Drawing parallels with the impact of images of the hole in the Ozone layer which played a big part of the signing of the Montreal Protocol, “we’re finally at the point where we can use remote sensing and AI to make [climate change] more concrete,” she said.
For Andrew Zolli, Vice President of Global Impact and Planet Fellow at Planet Labs, visualization is just one piece of the puzzle; making data and intelligence into actionable insights for policy-makers and local leaders is largely a question of accessibility.
“We spend a lot of time talking about visualization because we’re trying to prompt people to urgency. But the reality is, for utility, what you really want to do is get the answer down to like a one or a zero. Is there a thing there? Is that deforestation or not?” he said.
Using a constellation of satellites, Planet Labs takes images of the entire surface of the Earth every day at roughly three meters per pixel. A second group of satellites can then zoom in selectively anywhere on Earth, and image multiple times a day at 70 to 80 centimeters per pixel. “We use the daily monitoring of the Earth to understand what gross level changes are occurring,” he said.
The data is being used to monitor urban growth and predict where populations are exposed to risks, such as flooding; build monitoring systems for biodiversity conservation and an ecological protection, that for example, show us the earliest signs of coral bleaching to help de-intensify human impacts; and track the carbon emissions of coal fired power plants around the world.
“We can’t fix what we can’t see,” Zolli said.
It is also being used to monitor and predict agricultural output to prevent potential famine.

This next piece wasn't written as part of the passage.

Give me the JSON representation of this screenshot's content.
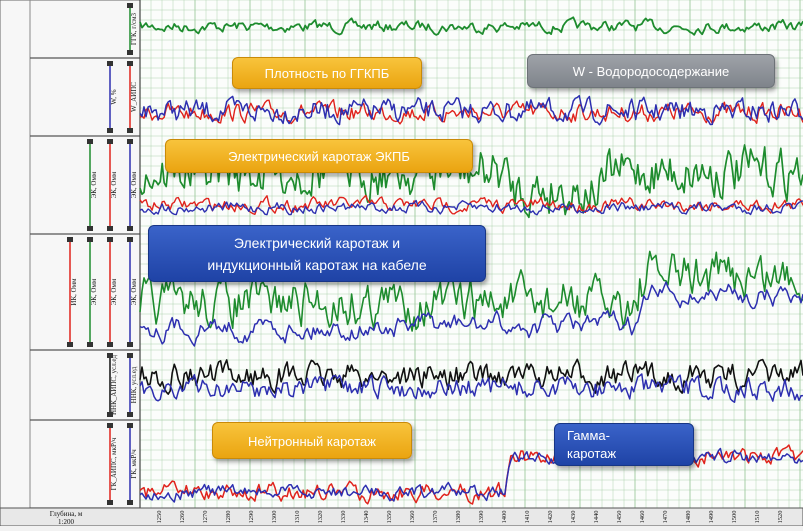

“Right now, when, especially in East Africa, we’re seeing the intersection of COVID-19 plus the locust infestation creating real potential risk and vulnerability. These kinds of tools will be used in a very actionable way – in fact, they already are – to help determine how to keep people safe and make sure that they get fed,” said Zolli.

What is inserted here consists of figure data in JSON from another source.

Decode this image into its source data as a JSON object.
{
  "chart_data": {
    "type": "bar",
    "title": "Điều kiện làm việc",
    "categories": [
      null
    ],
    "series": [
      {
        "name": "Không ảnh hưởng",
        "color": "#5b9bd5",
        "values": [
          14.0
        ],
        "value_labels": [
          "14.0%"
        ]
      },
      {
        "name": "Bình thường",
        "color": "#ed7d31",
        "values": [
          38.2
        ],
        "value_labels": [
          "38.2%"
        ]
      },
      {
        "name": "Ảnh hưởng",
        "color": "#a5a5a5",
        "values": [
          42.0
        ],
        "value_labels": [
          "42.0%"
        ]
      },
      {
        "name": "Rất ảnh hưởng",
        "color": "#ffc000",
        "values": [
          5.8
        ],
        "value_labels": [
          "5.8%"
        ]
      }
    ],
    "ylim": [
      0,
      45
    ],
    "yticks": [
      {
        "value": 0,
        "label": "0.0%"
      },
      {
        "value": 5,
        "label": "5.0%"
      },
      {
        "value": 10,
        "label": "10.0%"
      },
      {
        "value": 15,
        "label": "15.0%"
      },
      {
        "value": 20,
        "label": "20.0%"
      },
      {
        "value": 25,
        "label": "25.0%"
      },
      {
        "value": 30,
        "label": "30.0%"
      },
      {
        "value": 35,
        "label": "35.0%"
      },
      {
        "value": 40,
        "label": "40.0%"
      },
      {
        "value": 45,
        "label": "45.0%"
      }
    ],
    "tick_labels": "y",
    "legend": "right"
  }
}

One key environmental question that panelists addressed was about the technology itself: Isn’t the immense computing power needed for deep learning counterproductive for the environment?
While there are bigger models, especially in natural language processing, that can produce a lot of CO2, “the day-to-day, more small-scale AI efforts definitely don’t produce that much,” said Luccioni.
She is creating a downloadable tool that tracks and calculates machine learning energy consumption and translates this into CO2 equivalents to raise awareness.
Zolli pointed to larger efforts to improve the energy efficiency of data centers and compute centers using AI – highlighting that Google’s DeepMind successfully reduced their energy consumption for cooling their data centres by 40 per cent.
“One of the things to see is that at an industrial scale – lowering the cost, improving the energy efficiency of AI – because both renewable solar energy and the computing architectures themselves are becoming broadly speaking more energy efficient and more powerful over time,” he said.
The panellists were optimistic about the future of an AI-enabled environment.
“This is the foundational insight that can be used for new forms of climate risk insurance or new realms of climate risk financing, or even for communities to advocate for their own climate rights and for climate justice,” Zolli said.
Luccioni agreed: “I’ve always seen AI and machine learning as another frontier… [for] actually developing new solutions that can take us forward to that sustainable future.”
But it is not just a case of having the technology; implementing AI solutions relies on data – something that on-the-ground NGOs may not have ready access to.
After approaching NGOs in Montreal to help them develop AI-led solutions, she realized that there was a fundamental flaw in her plan: “Most of the answers we got was: ‘what data? Can you give us lessons on how to use Excel, or how to set up a management system for our inventory?’”
As such, Luccioni advocated for close working partnerships between fieldworkers and AI experts in order to create AI-led solutions.
“Maybe five years down the road, we’ll be ready for that, but now, we should start doing tutorials about what data is and how it can help,” she said.